Trapezium is concave it glides dorsally 

Scaphoid is convex it glides dorsally 

You would apply a dorsal mobilization 

500

Your patient is a star quarterback, he has been plagued with shoulder dislocations his whole career. These dislocations often happen when he is about the throw a pass and he is hit from behind. Explain what is happening anatomically that causes these dislocations and why this has been a recurring injury? Describe to your CI the relative positions of the SC, AC and GH joints when your patient is in this throwing position?  

Why? When the humerus is ABD to 90and fully ER the IGHL translate superiorly above the humeral head causing instability anteriorly and inferiorly. Additionally, this is where the labrum is the weakest. 

Recurring Injury: Shoulder dislocations will often reoccur due to the ligamentous structures being compromised with the initial shoulder dislocation injury 

Relative Positions: GH is ABD and ER, SC is elevated and retracted, AC is elevated and ER 

500

Describe how you would perform a VBI test for the RIGHT vertebral a? (What side becomes kinked/stays open) 

Extension, R rotation and R side bend.
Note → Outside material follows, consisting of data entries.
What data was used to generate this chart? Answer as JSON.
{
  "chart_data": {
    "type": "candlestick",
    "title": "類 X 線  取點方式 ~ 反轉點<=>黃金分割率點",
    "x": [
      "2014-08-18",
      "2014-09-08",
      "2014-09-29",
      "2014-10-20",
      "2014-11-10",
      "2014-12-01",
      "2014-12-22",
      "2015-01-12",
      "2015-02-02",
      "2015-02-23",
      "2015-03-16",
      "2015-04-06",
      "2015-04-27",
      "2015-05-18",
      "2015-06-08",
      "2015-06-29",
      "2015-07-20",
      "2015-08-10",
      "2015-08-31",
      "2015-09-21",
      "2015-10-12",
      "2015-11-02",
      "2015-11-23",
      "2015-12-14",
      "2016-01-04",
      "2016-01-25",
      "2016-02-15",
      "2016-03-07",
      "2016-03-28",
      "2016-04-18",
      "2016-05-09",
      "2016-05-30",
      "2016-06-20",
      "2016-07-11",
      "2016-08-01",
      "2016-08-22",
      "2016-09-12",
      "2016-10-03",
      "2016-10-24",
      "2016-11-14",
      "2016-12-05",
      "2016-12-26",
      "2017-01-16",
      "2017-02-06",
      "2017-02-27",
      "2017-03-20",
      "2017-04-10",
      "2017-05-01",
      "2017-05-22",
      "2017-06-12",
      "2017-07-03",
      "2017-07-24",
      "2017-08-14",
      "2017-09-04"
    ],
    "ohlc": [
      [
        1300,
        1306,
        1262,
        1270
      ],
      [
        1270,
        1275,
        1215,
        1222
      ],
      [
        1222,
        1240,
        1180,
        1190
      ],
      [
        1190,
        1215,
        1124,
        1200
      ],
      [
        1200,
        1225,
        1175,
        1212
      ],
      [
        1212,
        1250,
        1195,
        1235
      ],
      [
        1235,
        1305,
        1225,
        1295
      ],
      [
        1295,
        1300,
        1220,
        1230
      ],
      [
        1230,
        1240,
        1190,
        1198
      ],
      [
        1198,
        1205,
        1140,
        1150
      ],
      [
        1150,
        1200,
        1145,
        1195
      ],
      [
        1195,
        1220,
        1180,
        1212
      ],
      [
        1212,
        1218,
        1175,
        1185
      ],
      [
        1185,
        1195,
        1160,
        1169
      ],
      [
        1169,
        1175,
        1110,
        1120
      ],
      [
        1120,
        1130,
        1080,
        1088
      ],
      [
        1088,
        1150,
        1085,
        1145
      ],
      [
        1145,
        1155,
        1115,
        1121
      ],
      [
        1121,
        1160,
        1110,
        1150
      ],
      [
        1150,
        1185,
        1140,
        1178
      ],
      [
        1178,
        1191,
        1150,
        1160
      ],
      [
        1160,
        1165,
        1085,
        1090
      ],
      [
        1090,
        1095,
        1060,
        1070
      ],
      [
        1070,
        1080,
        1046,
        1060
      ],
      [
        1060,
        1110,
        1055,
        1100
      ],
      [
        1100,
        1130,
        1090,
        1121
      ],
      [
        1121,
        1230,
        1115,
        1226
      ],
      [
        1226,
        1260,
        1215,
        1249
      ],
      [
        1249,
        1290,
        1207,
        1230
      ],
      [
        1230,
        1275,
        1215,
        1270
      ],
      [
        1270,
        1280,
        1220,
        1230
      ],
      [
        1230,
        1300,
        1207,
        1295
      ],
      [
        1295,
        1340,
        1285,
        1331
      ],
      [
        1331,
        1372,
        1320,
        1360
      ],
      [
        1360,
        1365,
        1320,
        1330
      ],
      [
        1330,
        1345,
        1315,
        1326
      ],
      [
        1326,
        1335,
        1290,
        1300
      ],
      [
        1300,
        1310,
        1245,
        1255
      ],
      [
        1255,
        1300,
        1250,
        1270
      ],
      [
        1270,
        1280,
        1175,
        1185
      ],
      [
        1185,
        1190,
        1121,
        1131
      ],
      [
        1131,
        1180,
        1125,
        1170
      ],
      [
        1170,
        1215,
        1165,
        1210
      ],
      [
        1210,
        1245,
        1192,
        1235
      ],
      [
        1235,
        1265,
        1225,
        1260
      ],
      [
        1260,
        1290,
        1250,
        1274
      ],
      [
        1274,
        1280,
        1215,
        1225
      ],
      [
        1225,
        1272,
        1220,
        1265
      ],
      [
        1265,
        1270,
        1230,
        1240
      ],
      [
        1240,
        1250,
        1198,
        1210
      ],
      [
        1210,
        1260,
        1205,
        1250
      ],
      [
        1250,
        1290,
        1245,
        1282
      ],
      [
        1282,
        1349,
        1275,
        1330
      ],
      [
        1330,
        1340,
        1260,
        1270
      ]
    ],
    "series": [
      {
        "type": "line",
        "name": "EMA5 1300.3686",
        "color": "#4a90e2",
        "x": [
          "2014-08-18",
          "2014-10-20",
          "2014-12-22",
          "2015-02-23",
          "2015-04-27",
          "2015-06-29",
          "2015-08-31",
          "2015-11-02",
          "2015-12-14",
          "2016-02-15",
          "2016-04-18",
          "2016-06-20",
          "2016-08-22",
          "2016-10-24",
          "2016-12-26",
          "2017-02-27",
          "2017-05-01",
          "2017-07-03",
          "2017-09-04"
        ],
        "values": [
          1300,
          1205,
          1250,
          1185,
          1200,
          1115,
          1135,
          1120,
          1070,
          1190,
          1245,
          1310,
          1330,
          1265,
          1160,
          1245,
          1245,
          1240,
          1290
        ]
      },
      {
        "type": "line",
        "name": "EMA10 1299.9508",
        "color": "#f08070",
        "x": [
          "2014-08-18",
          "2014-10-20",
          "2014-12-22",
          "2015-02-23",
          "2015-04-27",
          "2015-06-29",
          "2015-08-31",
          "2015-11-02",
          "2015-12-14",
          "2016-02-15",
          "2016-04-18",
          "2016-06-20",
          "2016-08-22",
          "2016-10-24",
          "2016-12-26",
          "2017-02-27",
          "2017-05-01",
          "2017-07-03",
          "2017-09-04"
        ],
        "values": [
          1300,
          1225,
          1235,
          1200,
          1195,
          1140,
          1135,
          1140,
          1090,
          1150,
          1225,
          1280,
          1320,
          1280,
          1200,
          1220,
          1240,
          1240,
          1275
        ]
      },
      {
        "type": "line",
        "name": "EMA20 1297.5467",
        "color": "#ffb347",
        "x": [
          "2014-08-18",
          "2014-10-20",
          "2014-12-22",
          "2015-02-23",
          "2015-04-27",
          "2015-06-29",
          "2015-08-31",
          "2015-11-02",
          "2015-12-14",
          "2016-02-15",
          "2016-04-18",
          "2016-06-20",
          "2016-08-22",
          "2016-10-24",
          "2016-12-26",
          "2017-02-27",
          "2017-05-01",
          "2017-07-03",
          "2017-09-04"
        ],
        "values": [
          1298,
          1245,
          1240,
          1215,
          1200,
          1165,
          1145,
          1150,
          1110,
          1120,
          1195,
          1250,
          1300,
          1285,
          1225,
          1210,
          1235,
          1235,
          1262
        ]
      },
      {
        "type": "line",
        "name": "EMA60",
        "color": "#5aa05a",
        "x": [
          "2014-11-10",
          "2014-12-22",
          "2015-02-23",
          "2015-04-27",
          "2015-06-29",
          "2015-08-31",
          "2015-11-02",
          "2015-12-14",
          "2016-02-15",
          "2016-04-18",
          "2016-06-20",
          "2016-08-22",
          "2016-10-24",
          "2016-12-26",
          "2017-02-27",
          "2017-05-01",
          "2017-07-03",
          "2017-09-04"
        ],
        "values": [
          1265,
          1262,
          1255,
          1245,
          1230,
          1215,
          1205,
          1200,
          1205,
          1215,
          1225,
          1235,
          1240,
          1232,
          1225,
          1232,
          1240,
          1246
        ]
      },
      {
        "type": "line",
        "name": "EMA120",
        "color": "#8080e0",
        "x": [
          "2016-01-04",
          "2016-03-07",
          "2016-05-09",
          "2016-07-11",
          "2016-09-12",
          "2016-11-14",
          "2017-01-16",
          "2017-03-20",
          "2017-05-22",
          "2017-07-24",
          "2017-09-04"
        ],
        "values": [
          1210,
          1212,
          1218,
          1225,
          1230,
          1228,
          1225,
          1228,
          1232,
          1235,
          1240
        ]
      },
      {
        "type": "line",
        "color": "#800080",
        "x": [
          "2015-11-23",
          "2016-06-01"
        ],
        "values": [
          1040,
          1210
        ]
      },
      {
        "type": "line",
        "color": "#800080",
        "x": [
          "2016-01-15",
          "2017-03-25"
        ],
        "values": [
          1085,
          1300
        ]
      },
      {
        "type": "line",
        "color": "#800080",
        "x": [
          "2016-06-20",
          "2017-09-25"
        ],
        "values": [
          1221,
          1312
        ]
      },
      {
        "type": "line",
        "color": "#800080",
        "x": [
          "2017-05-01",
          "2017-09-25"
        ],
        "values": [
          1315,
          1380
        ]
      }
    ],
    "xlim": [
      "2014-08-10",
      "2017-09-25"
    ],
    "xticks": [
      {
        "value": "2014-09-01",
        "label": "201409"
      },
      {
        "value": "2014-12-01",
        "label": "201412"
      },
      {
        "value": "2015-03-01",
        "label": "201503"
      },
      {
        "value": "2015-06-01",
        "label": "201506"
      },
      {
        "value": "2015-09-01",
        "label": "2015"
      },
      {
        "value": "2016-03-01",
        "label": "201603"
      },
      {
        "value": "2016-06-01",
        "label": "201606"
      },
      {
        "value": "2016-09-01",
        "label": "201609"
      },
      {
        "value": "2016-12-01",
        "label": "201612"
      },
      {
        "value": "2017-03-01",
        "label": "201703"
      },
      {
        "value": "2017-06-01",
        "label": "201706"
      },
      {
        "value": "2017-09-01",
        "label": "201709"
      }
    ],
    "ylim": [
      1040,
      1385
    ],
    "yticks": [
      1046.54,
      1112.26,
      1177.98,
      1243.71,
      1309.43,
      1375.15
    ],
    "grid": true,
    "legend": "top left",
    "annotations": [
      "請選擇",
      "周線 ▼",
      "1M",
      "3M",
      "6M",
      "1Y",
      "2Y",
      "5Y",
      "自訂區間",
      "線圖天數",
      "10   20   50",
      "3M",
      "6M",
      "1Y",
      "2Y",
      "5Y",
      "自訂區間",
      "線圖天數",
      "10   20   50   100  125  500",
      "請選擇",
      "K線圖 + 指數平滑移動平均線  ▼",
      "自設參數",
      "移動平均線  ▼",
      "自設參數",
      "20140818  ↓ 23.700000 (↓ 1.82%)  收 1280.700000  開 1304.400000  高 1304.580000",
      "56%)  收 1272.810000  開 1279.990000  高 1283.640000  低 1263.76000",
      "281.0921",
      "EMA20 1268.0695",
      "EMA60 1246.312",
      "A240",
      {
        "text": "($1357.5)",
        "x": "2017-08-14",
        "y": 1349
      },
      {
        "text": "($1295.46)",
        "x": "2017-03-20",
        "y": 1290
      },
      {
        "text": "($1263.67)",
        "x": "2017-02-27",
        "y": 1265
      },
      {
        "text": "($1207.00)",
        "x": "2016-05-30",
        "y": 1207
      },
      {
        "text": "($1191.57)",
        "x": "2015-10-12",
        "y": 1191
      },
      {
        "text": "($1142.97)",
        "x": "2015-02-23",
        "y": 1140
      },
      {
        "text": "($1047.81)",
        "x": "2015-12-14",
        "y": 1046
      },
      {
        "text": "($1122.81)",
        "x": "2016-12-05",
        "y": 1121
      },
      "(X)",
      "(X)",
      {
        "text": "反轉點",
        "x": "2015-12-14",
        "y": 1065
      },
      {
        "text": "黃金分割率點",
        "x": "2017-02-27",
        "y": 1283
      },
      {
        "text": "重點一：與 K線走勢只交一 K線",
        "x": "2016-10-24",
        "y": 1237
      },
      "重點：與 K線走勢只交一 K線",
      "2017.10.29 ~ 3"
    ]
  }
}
This kinks the L vertebral a. and the R vertebral a. is left open

500

List the 5 structural abnormalities that occur to the vertebrae and ribs that occur with a left thoracic curve? 

SP deviates to the L

L axial rotation of the vertebrae 

L rib hump and sharper posterior angle/ Flattened posterior angle on the R 

Thicker pedicle on the L and thinner on the R 

Muscle and ligaments exert a torque resistant to the rotation so it will go to the L 


500

What band of the UCL is most often torn? Why?

Anterior band because it is the primary structure resisting valgus forces. The posterior band is only taut in flexion and the transverse band provides no resistance to valgus forces. 

500

What muscle is better suited for quick radial deviation, ECRL or ECRB?